13 March 2007

Suicide mother

Apa lagi yang bisa kita katakan selain tragedi, ketika seorang ibu bunuh diri bersama empat anaknya?

Tersebutlah Mercy, bukan merek mobil, melainkan ibu berusia 35 tahun, warga Lowokwaru, Malang, Jawa Timur.

Tak tahan hidup menderita dalam belitan ekonomi pas-pasan, Mercy nekat mengakhiri hidup bersama empat anaknya yang masih kecil, yang tertua umur 11 tahun dan termuda 1,5 tahun.

Kita pun tersentak, kaget. Begitukah sulitnya kehidupan sampai seorang ibu hanya melihat satu jalan, commited suicide along with her children?

Paklik Isnogud termangu ketika saya menceritakan kisah Mercy itu. Berkali-kali ia menarik napas panjang dan mengembuskannya kuat-kuat sebelum akhirnya ia berkata perlahan, setengah berbisik.

"Seorang ibu, seorang perempuan ... orang-orang yang menanggung beban."

Saya diam menunggu kelanjutan kata-kata Paklik.

"Saya punya cerita tentang seorang ibu, Mas.

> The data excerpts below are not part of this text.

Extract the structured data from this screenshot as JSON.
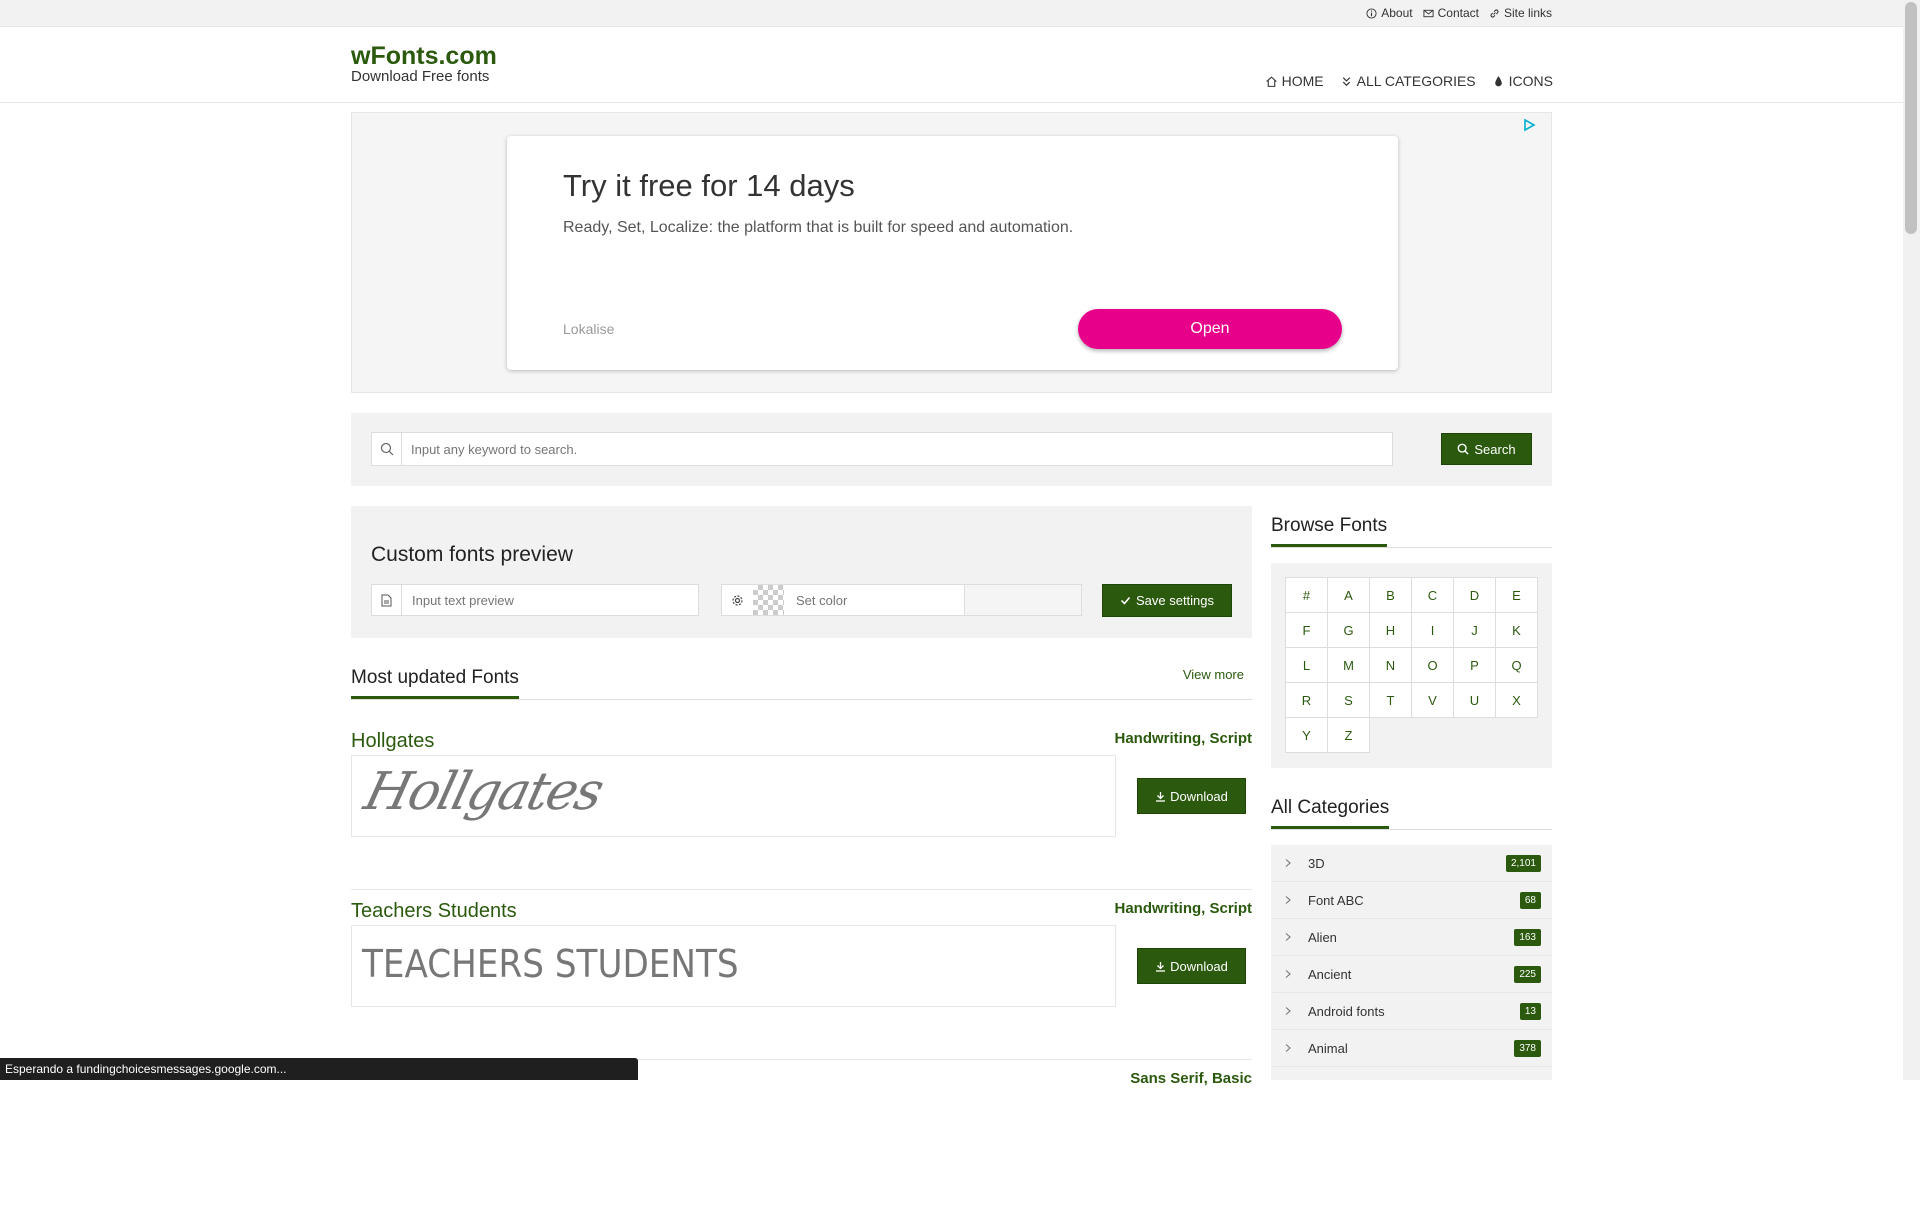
{
  "topbar": {
    "about": "About",
    "contact": "Contact",
    "site_links": "Site links"
  },
  "header": {
    "logo_title": "wFonts.com",
    "logo_subtitle": "Download Free fonts",
    "nav": {
      "home": "HOME",
      "all_categories": "ALL CATEGORIES",
      "icons": "ICONS"
    }
  },
  "ad": {
    "title": "Try it free for 14 days",
    "text": "Ready, Set, Localize: the platform that is built for speed and automation.",
    "brand": "Lokalise",
    "button": "Open",
    "button_color": "#e6008a"
  },
  "search": {
    "placeholder": "Input any keyword to search.",
    "button": "Search"
  },
  "preview": {
    "title": "Custom fonts preview",
    "text_placeholder": "Input text preview",
    "color_placeholder": "Set color",
    "save": "Save settings"
  },
  "most_updated": {
    "title": "Most updated Fonts",
    "view_more": "View more",
    "fonts": [
      {
        "name": "Hollgates",
        "categories": "Handwriting, Script",
        "preview": "Hollgates",
        "download": "Download"
      },
      {
        "name": "Teachers Students",
        "categories": "Handwriting, Script",
        "preview": "TEACHERS STUDENTS",
        "download": "Download"
      },
      {
        "name": "",
        "categories": "Sans Serif, Basic",
        "preview": "",
        "download": ""
      }
    ]
  },
  "sidebar": {
    "browse_title": "Browse Fonts",
    "alphabet": [
      "#",
      "A",
      "B",
      "C",
      "D",
      "E",
      "F",
      "G",
      "H",
      "I",
      "J",
      "K",
      "L",
      "M",
      "N",
      "O",
      "P",
      "Q",
      "R",
      "S",
      "T",
      "V",
      "U",
      "X",
      "Y",
      "Z"
    ],
    "categories_title": "All Categories",
    "categories": [
      {
        "name": "3D",
        "count": "2,101"
      },
      {
        "name": "Font ABC",
        "count": "68"
      },
      {
        "name": "Alien",
        "count": "163"
      },
      {
        "name": "Ancient",
        "count": "225"
      },
      {
        "name": "Android fonts",
        "count": "13"
      },
      {
        "name": "Animal",
        "count": "378"
      }
    ]
  },
  "statusbar": {
    "text": "Esperando a fundingchoicesmessages.google.com..."
  },
  "colors": {
    "brand_green": "#2b5a0f",
    "ad_button": "#e6008a"
  },
  "icons": [
    "info-icon",
    "mail-icon",
    "link-icon",
    "home-icon",
    "chevrons-down-icon",
    "drop-icon",
    "ad-choices-icon",
    "search-icon",
    "document-icon",
    "gear-icon",
    "check-icon",
    "download-icon",
    "chevron-right-icon"
  ]
}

Sampean mau mendengarnya?"

Saya mengangguk.

"Syahdan, seorang wanita yang keras hati pada suatu hari menulis, 'Semalam, setetes hidup telah terlepas dari ketiadaan.'

Sebuah nyawa memang mendarat di perutnya. Ia hamil. Tapi ia risau. Benih itu adalah benih tak sah dari seorang lelaki yang tak begitu mendapat tempat di hatinya. Haruskah ia kembalikan nyawa itu ke ketiadaan, ataukah ia akan hadirkan ia di bumi? Ia pilih yang terakhir.

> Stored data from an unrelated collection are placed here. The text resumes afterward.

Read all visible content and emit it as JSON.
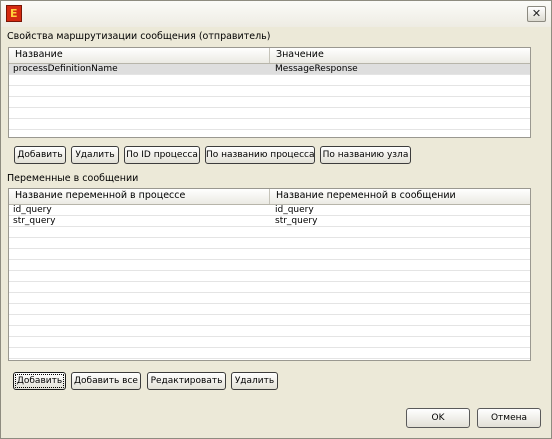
{
  "routing": {
    "title": "Свойства маршрутизации сообщения (отправитель)",
    "columns": [
      "Название",
      "Значение"
    ],
    "rows": [
      [
        "processDefinitionName",
        "MessageResponse"
      ]
    ],
    "buttons": {
      "add": "Добавить",
      "remove": "Удалить",
      "by_process_id": "По ID процесса",
      "by_process_name": "По названию процесса",
      "by_node_name": "По названию узла"
    }
  },
  "variables": {
    "title": "Переменные в сообщении",
    "columns": [
      "Название переменной в процессе",
      "Название переменной в сообщении"
    ],
    "rows": [
      [
        "id_query",
        "id_query"
      ],
      [
        "str_query",
        "str_query"
      ]
    ],
    "buttons": {
      "add": "Добавить",
      "add_all": "Добавить все",
      "edit": "Редактировать",
      "remove": "Удалить"
    }
  },
  "dialog": {
    "ok": "OK",
    "cancel": "Отмена"
  },
  "icons": {
    "app": "app-icon",
    "close": "close-icon"
  }
}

Tapi kandungan itu begitu lemah, tubuhnya secara medis harus diistirahatkan untuk memungkinkan si bayi selamat. Beberapa hari ia patuh. Tapi ia wanita yang keras dan aktif dan harus bekerja untuk karirnya, sebagai wartawan.

'Dua minggu yang tak bergerak di tempat tidur sungguh berlebihan bagiku,' tulisnya kemudian. Ia seperti memrotes bahwa wanita harus jadi larva, untuk bayinya, maka ia pun mulai kembali bekerja kembali, bepergian kembali.

Dan bayi di perut itu pun mati.

Cerita ini mungkin akan jadi beres seandainya wanita keras itu pun bisa diam. Tapi ia kemudian ternyata menulis, sebuku penuh, kepada bayinya yang gagal: Surat Kepada Seorang Anak Yang Tak Pernah Lahir.

'Ulurkanlah tanganmu kepadaku,' kalimatnya bicara. 'Lihat, kini kau yang memimpinku, membimbingku. Tapi memang kau bukan sebutir telur, kau bukan ikan yang kecil: kau seorang anak! Kau telah tinggi sampai ke lututku. Bukan, malah ke hatiku ... '

Sentimental. Betapa aneh. Wanita itu adalah Oriana Fallaci, jurnalis yang pernah melemparkan mikrofon ke muka Muhammad Ali, dalam suatu wawancara yang meradang.

Seorang ibu pada akhirnya memang menanggung beban, ketika ia bisa memilih antara melahirkan atau tidak melahirkan. Ada kemerdekaan, tapi juga kesendirian dan rasa bersalah yang dalam.


Saya ndak tahu Mas, apakah Mercy yang sampean ceritakan itu juga menanggung rasa bersalah yang dalam."

Kami sama-sama diam. Di luar, angin menerbangkan dahan di tingkap merapuh. Pertanda apa ini, Ki Sanak? Dunia yang semakin tua?